⚠️ THREAT ALERT: DirtyDecrypt PoC Released for Linux Kernel CVE-2026-31635 LPE Vulnerability
The proof‑of‑concept for DirtyDecrypt demonstrates an exploit chain against CVE‑2026‑31635, a local privilege escalation bug in the Linux kernel’s eBPF verifier that permits arbitrary memory writes when loading crafted BPF bytecode. The vulnerability originates from insufficient bounds checking in the verifier’s handling of map‑of‑maps structures: a malicious program can manipulate the `map_fd` field to point to an out‑of‑range kernel address, then use the `bpf_map_update_elem` helper to overwrite adjacent kernel structures such as `cred` or `task_struct`. By chaining this primitive with a classic “return‑oriented programming” (ROP) payload that pivots through the now‑writable `modprobe_path` variable, the PoC reliably escalates from an unprivileged user to root without triggering kernel panic, and it works across kernel versions 5.15 through 6.8 on x86_64 and aarch64 architectures.
Preliminary analysis links the flaw to a regression introduced in the eBPF JIT compiler patch series that added support for “map‑of‑maps” in early 2026. The offending code resides in `kernel/bpf/verifier.c` where the `map_fd` validation neglects to enforce `fd_is_map` after a `bpf_map_get_next_key` call, allowing an attacker to reuse a previously validated FD that has since been closed and reallocated.

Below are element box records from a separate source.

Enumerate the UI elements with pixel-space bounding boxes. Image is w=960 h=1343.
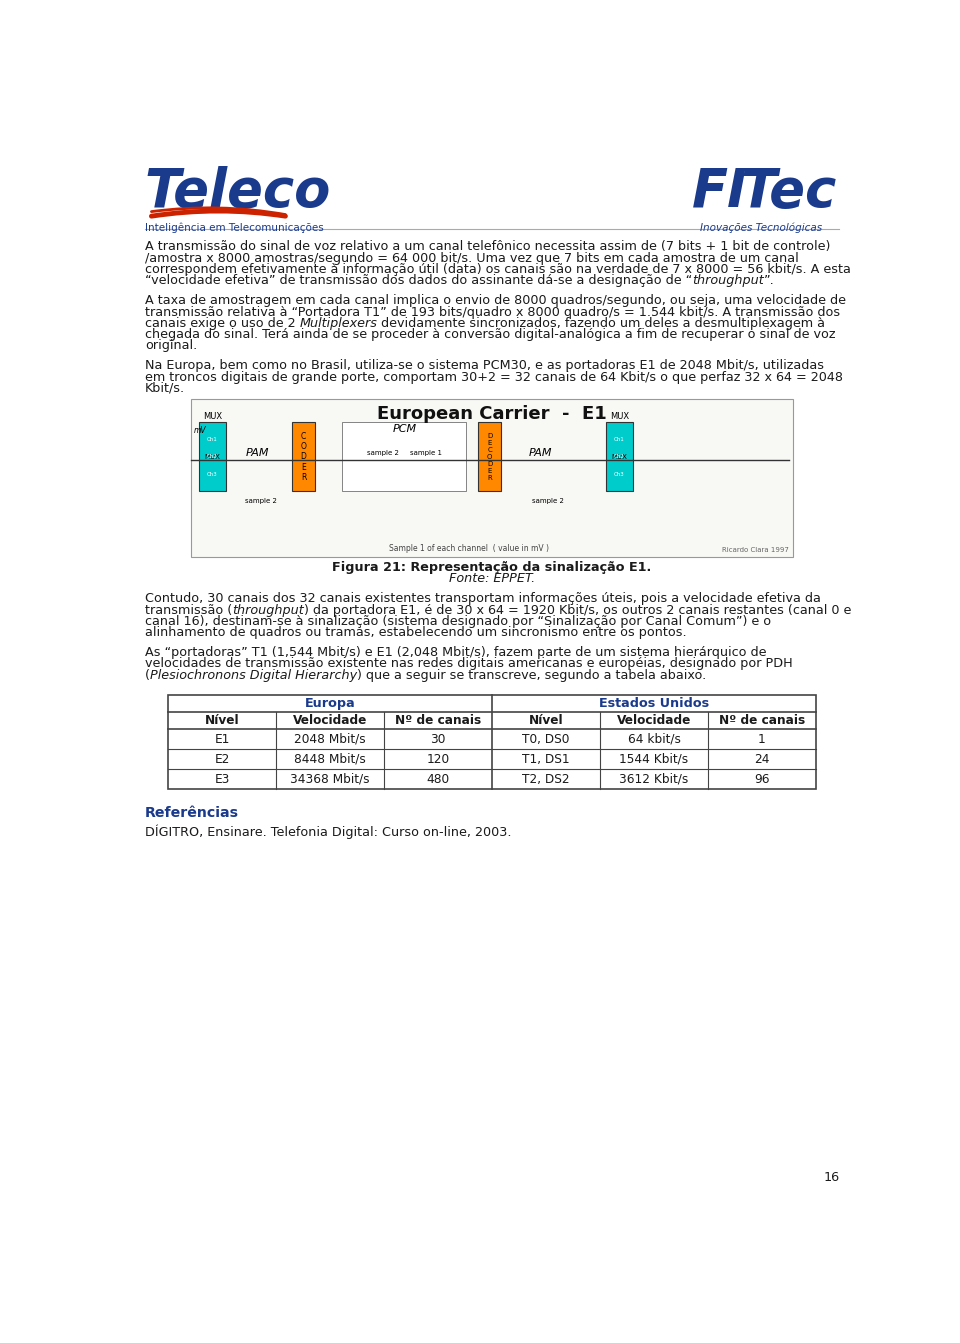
Text: Velocidade: Velocidade <box>616 714 691 727</box>
Text: em troncos digitais de grande porte, comportam 30+2 = 32 canais de 64 Kbit/s o q: em troncos digitais de grande porte, com… <box>145 371 843 384</box>
Text: PAM: PAM <box>246 449 269 458</box>
Text: ”.: ”. <box>764 274 775 287</box>
Bar <box>191 399 793 557</box>
Text: Contudo, 30 canais dos 32 canais existentes transportam informações úteis, pois : Contudo, 30 canais dos 32 canais existen… <box>145 592 821 606</box>
Text: Kbit/s.: Kbit/s. <box>145 381 185 395</box>
Text: 96: 96 <box>755 772 770 786</box>
Text: E3: E3 <box>214 772 229 786</box>
Text: 3612 Kbit/s: 3612 Kbit/s <box>619 772 688 786</box>
Bar <box>606 422 633 492</box>
Text: velocidades de transmissão existente nas redes digitais americanas e européias, : velocidades de transmissão existente nas… <box>145 658 793 670</box>
Text: Ch1: Ch1 <box>207 436 218 442</box>
Text: Nível: Nível <box>529 714 564 727</box>
Text: correspondem efetivamente à informação útil (data) os canais são na verdade de 7: correspondem efetivamente à informação ú… <box>145 263 851 275</box>
Text: MUX: MUX <box>204 454 221 459</box>
Text: 34368 Mbit/s: 34368 Mbit/s <box>290 772 370 786</box>
Text: Nível: Nível <box>204 714 239 727</box>
Text: Sample 1 of each channel  ( value in mV ): Sample 1 of each channel ( value in mV ) <box>389 544 549 553</box>
Text: Referências: Referências <box>145 806 239 821</box>
Text: 30: 30 <box>430 732 445 745</box>
Text: European Carrier  -  E1: European Carrier - E1 <box>377 406 607 423</box>
Bar <box>168 696 816 790</box>
Text: As “portadoras” T1 (1,544 Mbit/s) e E1 (2,048 Mbit/s), fazem parte de um sistema: As “portadoras” T1 (1,544 Mbit/s) e E1 (… <box>145 646 766 659</box>
Text: E1: E1 <box>214 732 229 745</box>
Text: /amostra x 8000 amostras/segundo = 64 000 bit/s. Uma vez que 7 bits em cada amos: /amostra x 8000 amostras/segundo = 64 00… <box>145 251 799 265</box>
Text: sample 1: sample 1 <box>410 450 442 457</box>
Text: throughput: throughput <box>692 274 764 287</box>
Text: Ch3: Ch3 <box>207 471 218 477</box>
Text: original.: original. <box>145 338 197 352</box>
Text: Velocidade: Velocidade <box>293 714 368 727</box>
Text: 8448 Mbit/s: 8448 Mbit/s <box>294 752 366 766</box>
Text: 1: 1 <box>758 732 766 745</box>
Text: MUX: MUX <box>610 412 629 422</box>
Text: transmissão relativa à “Portadora T1” de 193 bits/quadro x 8000 quadro/s = 1.544: transmissão relativa à “Portadora T1” de… <box>145 306 840 318</box>
Text: 24: 24 <box>755 752 770 766</box>
Text: 480: 480 <box>426 772 449 786</box>
Text: FI: FI <box>692 165 748 218</box>
Text: transmissão (: transmissão ( <box>145 603 232 616</box>
Text: Ch3: Ch3 <box>614 471 625 477</box>
Text: 1544 Kbit/s: 1544 Kbit/s <box>619 752 688 766</box>
Text: sample 2: sample 2 <box>245 498 277 504</box>
Text: DÍGITRO, Ensinare. Telefonia Digital: Curso on-line, 2003.: DÍGITRO, Ensinare. Telefonia Digital: Cu… <box>145 825 512 839</box>
Text: Inteligência em Telecomunicações: Inteligência em Telecomunicações <box>145 223 324 234</box>
Text: “velocidade efetiva” de transmissão dos dados do assinante dá-se a designação de: “velocidade efetiva” de transmissão dos … <box>145 274 692 287</box>
Text: ) da portadora E1, é de 30 x 64 = 1920 Kbit/s, os outros 2 canais restantes (can: ) da portadora E1, é de 30 x 64 = 1920 K… <box>303 603 852 616</box>
Text: Estados Unidos: Estados Unidos <box>599 697 709 710</box>
Bar <box>478 422 501 492</box>
Text: throughput: throughput <box>232 603 303 616</box>
Text: canal 16), destinam-se à sinalização (sistema designado por “Sinalização por Can: canal 16), destinam-se à sinalização (si… <box>145 615 771 627</box>
Text: PCM: PCM <box>393 424 417 434</box>
Text: MUX: MUX <box>612 454 628 459</box>
Text: Plesiochronons Digital Hierarchy: Plesiochronons Digital Hierarchy <box>150 669 357 682</box>
Text: mV: mV <box>194 426 206 435</box>
Text: ) que a seguir se transcreve, segundo a tabela abaixo.: ) que a seguir se transcreve, segundo a … <box>357 669 707 682</box>
Text: chegada do sinal. Terá ainda de se proceder à conversão digital-analógica a fim : chegada do sinal. Terá ainda de se proce… <box>145 328 835 341</box>
Text: T2, DS2: T2, DS2 <box>522 772 570 786</box>
Text: 16: 16 <box>823 1171 839 1183</box>
Text: 2048 Mbit/s: 2048 Mbit/s <box>294 732 366 745</box>
Text: (: ( <box>145 669 150 682</box>
Text: sample 2: sample 2 <box>368 450 399 457</box>
Text: Teleco: Teleco <box>145 165 331 218</box>
Text: T1, DS1: T1, DS1 <box>522 752 570 766</box>
Text: Ch1: Ch1 <box>614 436 625 442</box>
Text: alinhamento de quadros ou tramas, estabelecendo um sincronismo entre os pontos.: alinhamento de quadros ou tramas, estabe… <box>145 626 686 639</box>
Text: T0, DS0: T0, DS0 <box>522 732 569 745</box>
Text: Ricardo Clara 1997: Ricardo Clara 1997 <box>722 547 789 553</box>
Text: Tec: Tec <box>740 165 836 218</box>
Text: A taxa de amostragem em cada canal implica o envio de 8000 quadros/segundo, ou s: A taxa de amostragem em cada canal impli… <box>145 294 846 308</box>
Text: Na Europa, bem como no Brasil, utiliza-se o sistema PCM30, e as portadoras E1 de: Na Europa, bem como no Brasil, utiliza-s… <box>145 360 824 372</box>
Text: Figura 21: Representação da sinalização E1.: Figura 21: Representação da sinalização … <box>332 561 652 573</box>
Text: Inovações Tecnológicas: Inovações Tecnológicas <box>700 223 822 234</box>
Text: D
E
C
O
D
E
R: D E C O D E R <box>487 432 492 481</box>
Text: MUX: MUX <box>204 412 222 422</box>
Text: A transmissão do sinal de voz relativo a um canal telefônico necessita assim de : A transmissão do sinal de voz relativo a… <box>145 240 830 254</box>
Text: C
O
D
E
R: C O D E R <box>300 431 306 482</box>
Text: Ch2: Ch2 <box>614 454 625 459</box>
Text: 120: 120 <box>426 752 449 766</box>
Text: sample 2: sample 2 <box>532 498 564 504</box>
Text: Fonte: EPPET.: Fonte: EPPET. <box>449 572 535 586</box>
Text: 64 kbit/s: 64 kbit/s <box>628 732 681 745</box>
Text: devidamente sincronizados, fazendo um deles a desmultiplexagem à: devidamente sincronizados, fazendo um de… <box>377 317 826 329</box>
Text: Ch2: Ch2 <box>207 454 218 459</box>
Text: Europa: Europa <box>304 697 355 710</box>
Text: E2: E2 <box>214 752 229 766</box>
Text: Nº de canais: Nº de canais <box>395 714 481 727</box>
Bar <box>292 422 315 492</box>
Text: Multiplexers: Multiplexers <box>300 317 377 329</box>
Bar <box>343 422 467 492</box>
Text: PAM: PAM <box>528 449 552 458</box>
Text: Nº de canais: Nº de canais <box>719 714 805 727</box>
Text: canais exige o uso de 2: canais exige o uso de 2 <box>145 317 300 329</box>
Bar <box>199 422 227 492</box>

The CVE is assigned a CVSS base score of 9.8 (Critical) due to its local exploitability, lack of authentication, and full system compromise potential. The PoC leverages the `bpf()` system call with a minimal 12‑instruction program, making detection by traditional signature‑based AV solutions difficult; however, the unusual pattern of rapid `bpf_map_update_elem` calls followed by a write to `modprobe_path` can be flagged by behavioral monitoring tools.

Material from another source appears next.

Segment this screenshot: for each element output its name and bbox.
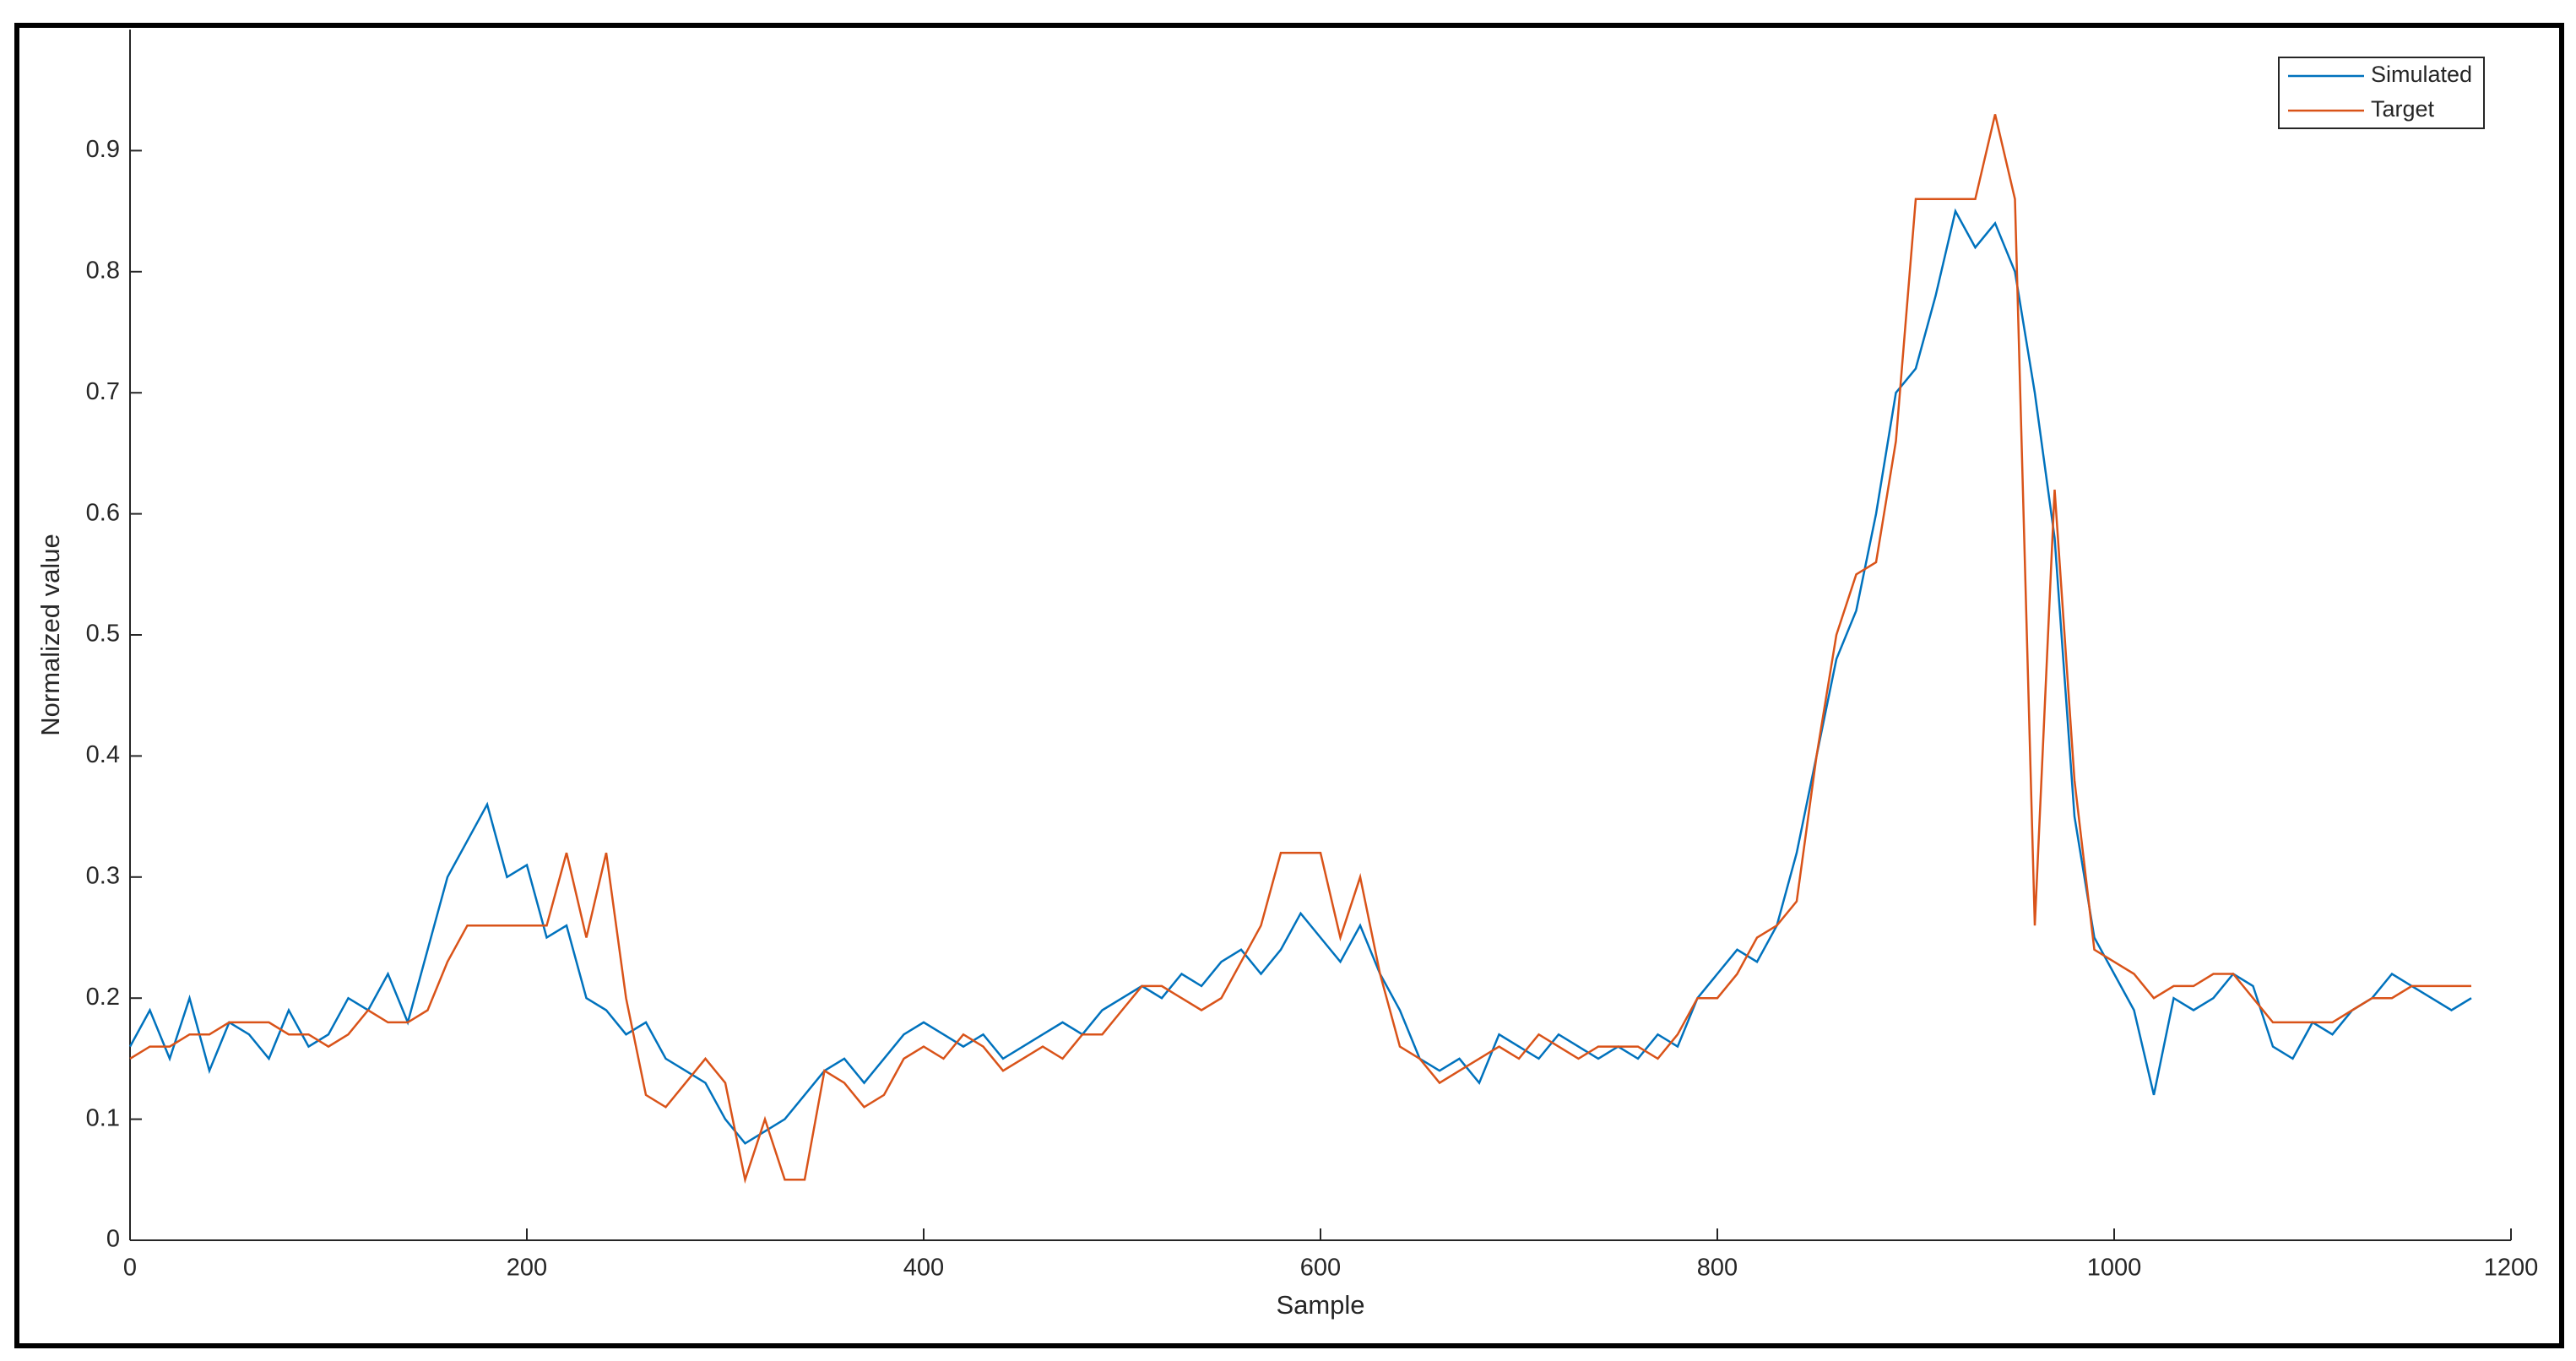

Mitigation requires immediate kernel updates that restore the missing `fd_is_map` check and tighten map lifecycle handling; patches are expected to be available in the forthcoming stable releases (5.15.176, 6.1.87, 6.8.6). In the interim, administrators should disable untrusted eBPF loading by setting `kernel.kptr_restrict=2` and `kernel.unprivileged_bpf_disabled=1` via sysctl, and enforce strict cgroup isolation to limit which processes can invoke `bpf()`. Deploying SELinux/AppArmor policies that deny `bpf` system calls for non‑privileged users, combined with runtime monitoring for anomalous `modprobe_path` modifications, will materially reduce the attack surface until patches are deployed. Additionally, auditing all loaded BPF programs with `bpftool prog dump` and removing any that are not required can further limit exposure.